Мелкобуржуазное недоверие к языку превращается здесь в стыдливость языка по отношению к своему референту. Это уже не значение слова, предавшее природу, но это и не ее преображение в имени: перед нами то, что будучи несказанным, пребывает в псевдониме или зазоре (agio) между именем и прозвищем. В письме к Рихнеру говорится о «том неисчерпаемом наслаждении, которое таит в себе возможность вообще ничего не высказывать». Образ — именно этим словом в своих «Письмах» Павел называет то, что проходит перед ликом бессмертной природы, но это также и имя, которое сама природа дает жизни, рождающейся в этом промежутке.
15/ бесклассовость
Если мы сегодня заново попытаемся взглянуть на судьбу человечества с классовой точки зрения, то следовало бы сказать, что социальных классов больше нет, что все они растворились во всемирной мелкой буржуазии, ибо мир в целом, как таковой, унаследован мелкой буржуазией, и она–то и есть та форма, в которой человечество смогло пережить нигилизм.
Фашизм и нацизм это прекрасно поняли, и поэтому характерное для них отчетливое понимание неизбежного заката прежних социальных субъектов стало неопровержимым диагнозом для самой современности. (Однако если рассматривать их в сугубо политическом аспекте, то ни фашизм, ни нацизм еще не преодолены.
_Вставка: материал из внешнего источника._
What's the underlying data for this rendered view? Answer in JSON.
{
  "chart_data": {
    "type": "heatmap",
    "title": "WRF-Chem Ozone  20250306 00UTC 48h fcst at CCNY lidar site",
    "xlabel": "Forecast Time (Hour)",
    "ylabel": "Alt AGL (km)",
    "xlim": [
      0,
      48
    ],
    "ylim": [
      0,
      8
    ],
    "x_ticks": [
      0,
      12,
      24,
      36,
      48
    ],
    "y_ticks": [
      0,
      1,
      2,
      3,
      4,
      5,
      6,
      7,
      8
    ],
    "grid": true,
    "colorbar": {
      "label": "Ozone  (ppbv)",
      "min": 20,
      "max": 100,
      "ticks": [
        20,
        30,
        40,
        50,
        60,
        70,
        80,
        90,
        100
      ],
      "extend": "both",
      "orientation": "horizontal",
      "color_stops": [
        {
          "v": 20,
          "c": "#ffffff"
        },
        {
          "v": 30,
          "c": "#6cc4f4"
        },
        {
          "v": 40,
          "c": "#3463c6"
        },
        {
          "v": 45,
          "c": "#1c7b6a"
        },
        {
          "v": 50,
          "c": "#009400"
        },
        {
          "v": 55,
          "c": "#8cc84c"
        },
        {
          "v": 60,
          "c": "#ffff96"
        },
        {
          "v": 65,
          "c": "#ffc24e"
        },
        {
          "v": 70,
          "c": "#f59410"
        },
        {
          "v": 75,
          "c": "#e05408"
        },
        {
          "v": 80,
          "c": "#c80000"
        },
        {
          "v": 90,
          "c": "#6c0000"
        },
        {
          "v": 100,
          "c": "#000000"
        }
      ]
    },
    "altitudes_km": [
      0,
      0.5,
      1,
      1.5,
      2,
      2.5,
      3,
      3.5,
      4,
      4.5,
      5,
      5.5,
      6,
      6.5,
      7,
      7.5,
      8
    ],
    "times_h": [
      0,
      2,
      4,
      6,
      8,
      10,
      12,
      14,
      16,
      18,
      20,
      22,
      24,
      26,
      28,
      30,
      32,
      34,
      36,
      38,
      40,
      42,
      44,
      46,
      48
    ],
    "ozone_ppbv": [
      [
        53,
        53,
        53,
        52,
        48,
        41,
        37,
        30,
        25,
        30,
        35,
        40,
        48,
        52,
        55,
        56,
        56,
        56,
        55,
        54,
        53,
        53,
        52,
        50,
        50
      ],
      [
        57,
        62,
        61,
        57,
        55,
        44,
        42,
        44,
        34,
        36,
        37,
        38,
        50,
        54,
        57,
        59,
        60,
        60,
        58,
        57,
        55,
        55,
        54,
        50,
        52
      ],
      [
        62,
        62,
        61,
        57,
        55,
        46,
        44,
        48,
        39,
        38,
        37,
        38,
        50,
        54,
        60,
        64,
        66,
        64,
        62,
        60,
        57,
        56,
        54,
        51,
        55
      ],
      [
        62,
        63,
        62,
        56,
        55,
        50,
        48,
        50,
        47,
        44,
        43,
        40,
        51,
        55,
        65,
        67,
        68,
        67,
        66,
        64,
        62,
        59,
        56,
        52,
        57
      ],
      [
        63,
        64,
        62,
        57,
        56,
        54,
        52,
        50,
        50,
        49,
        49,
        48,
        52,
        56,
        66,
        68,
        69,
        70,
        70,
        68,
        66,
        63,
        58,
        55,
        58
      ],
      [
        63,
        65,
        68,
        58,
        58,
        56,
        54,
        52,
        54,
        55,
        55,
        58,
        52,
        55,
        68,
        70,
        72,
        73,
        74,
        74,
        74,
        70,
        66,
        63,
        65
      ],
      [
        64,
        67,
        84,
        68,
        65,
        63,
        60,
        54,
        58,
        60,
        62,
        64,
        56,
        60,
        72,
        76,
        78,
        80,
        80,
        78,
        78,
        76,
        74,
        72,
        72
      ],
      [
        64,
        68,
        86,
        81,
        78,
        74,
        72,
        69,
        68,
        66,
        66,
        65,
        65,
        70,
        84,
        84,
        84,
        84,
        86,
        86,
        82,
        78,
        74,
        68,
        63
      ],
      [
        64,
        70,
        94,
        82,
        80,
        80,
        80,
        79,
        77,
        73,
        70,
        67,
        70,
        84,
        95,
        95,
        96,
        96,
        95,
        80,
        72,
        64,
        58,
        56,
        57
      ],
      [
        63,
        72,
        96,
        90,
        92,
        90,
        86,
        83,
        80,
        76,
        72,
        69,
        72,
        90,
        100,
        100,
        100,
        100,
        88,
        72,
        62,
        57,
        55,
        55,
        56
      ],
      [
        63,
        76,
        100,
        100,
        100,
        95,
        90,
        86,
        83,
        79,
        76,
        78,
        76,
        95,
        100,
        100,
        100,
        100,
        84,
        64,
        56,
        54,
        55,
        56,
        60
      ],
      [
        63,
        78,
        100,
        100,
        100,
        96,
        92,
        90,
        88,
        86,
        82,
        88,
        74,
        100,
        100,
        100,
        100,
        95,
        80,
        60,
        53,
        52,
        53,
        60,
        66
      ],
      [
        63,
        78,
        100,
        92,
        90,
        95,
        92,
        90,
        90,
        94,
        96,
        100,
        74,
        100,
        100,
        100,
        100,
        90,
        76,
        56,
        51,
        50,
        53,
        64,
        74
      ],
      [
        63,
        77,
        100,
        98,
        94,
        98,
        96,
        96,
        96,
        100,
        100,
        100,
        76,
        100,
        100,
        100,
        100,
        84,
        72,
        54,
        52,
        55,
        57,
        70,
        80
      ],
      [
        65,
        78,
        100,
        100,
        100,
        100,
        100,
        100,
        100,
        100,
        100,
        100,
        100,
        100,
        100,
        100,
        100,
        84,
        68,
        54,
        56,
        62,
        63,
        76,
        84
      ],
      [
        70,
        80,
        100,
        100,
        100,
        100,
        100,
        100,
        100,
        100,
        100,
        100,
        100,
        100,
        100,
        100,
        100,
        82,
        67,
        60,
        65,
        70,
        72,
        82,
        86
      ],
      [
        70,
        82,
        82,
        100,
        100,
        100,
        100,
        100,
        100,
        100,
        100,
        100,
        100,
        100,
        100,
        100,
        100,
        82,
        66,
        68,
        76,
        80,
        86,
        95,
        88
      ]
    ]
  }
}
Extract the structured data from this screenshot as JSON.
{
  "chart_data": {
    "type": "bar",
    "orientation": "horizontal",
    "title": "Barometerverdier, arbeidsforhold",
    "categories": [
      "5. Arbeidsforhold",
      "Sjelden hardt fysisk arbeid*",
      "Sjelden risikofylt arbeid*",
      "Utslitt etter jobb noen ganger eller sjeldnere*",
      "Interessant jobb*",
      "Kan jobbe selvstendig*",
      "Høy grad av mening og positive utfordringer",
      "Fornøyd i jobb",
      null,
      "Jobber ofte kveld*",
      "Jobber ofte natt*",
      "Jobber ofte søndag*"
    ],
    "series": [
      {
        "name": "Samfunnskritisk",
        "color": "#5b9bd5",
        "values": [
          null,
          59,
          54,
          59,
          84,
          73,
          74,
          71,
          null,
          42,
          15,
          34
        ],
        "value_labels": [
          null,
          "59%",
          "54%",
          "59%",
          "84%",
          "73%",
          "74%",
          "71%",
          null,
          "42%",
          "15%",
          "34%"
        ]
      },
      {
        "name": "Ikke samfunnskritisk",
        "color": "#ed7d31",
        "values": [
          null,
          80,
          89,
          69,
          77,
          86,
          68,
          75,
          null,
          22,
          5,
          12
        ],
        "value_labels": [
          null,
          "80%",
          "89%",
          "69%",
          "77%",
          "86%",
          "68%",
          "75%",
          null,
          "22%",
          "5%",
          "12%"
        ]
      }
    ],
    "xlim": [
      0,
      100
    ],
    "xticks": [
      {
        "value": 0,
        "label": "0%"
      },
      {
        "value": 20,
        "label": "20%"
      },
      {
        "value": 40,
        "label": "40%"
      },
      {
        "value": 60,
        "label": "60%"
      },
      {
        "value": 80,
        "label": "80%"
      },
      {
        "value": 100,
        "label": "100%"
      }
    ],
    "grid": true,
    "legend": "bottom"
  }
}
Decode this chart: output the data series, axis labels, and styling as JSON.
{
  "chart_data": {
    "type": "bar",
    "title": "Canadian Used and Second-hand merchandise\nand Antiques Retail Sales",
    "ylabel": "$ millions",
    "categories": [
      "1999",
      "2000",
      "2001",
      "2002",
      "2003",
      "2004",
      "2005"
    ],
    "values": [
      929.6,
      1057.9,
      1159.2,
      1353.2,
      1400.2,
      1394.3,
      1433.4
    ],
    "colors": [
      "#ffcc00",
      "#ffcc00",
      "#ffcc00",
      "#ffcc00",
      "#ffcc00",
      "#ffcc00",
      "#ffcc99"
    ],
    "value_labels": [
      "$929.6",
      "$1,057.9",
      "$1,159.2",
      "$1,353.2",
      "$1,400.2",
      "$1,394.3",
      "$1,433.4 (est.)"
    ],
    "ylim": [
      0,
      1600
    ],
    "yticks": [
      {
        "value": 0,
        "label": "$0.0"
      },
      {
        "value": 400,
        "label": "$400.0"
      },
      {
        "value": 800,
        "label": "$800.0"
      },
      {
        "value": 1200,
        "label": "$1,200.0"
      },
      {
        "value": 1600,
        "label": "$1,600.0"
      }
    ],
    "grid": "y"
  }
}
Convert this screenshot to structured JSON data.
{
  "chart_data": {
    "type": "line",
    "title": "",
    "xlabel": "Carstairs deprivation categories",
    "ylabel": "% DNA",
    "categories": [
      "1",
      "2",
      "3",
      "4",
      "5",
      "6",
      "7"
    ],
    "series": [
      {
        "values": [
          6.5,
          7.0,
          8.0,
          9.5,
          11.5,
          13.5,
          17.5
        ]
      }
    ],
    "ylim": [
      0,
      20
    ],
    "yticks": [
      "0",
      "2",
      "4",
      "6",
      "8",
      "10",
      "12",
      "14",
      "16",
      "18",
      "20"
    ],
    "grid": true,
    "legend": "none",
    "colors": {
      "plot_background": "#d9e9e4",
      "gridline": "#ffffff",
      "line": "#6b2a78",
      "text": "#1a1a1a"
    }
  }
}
И мы все еще живем под их знаком.) Прежде они выражали интересы мелкой национальной буржуазии, еще державшейся за псевдонародную идентичность, — ту почву, из которой рождалась греза о буржуазном величии. Всемирная же мелкая буржуазия, наоборот, освободилась от этих мечтаний и обрела способность пролетариата упразднять всякую социальную идентичность. О чем бы ни зашла речь — тем же жестом, которым мелкий буржуа, казалось бы, хотел нечто возвысить, он это обесценивает: он знает только отчужденное и неподлинное и отвергает саму мысль об истинном слове. Различия языков, диалектов, образа жизни, характеров, нравов и, прежде всего, природных черт, отличающих каждого человека, — различия, из которых складывалась истина и ложь народов земли на протяжении сменявших друг друга поколений, — все это утратило для него какой–либо смысл, во всем этом для него уже нет ни новизны, ни тайны. Мелкая буржуазия лишила различия, знаменовавшие трагикомедию всемирной истории, какого–либо содержания, и все они разом оказались перед нами в некой призрачной пустоте.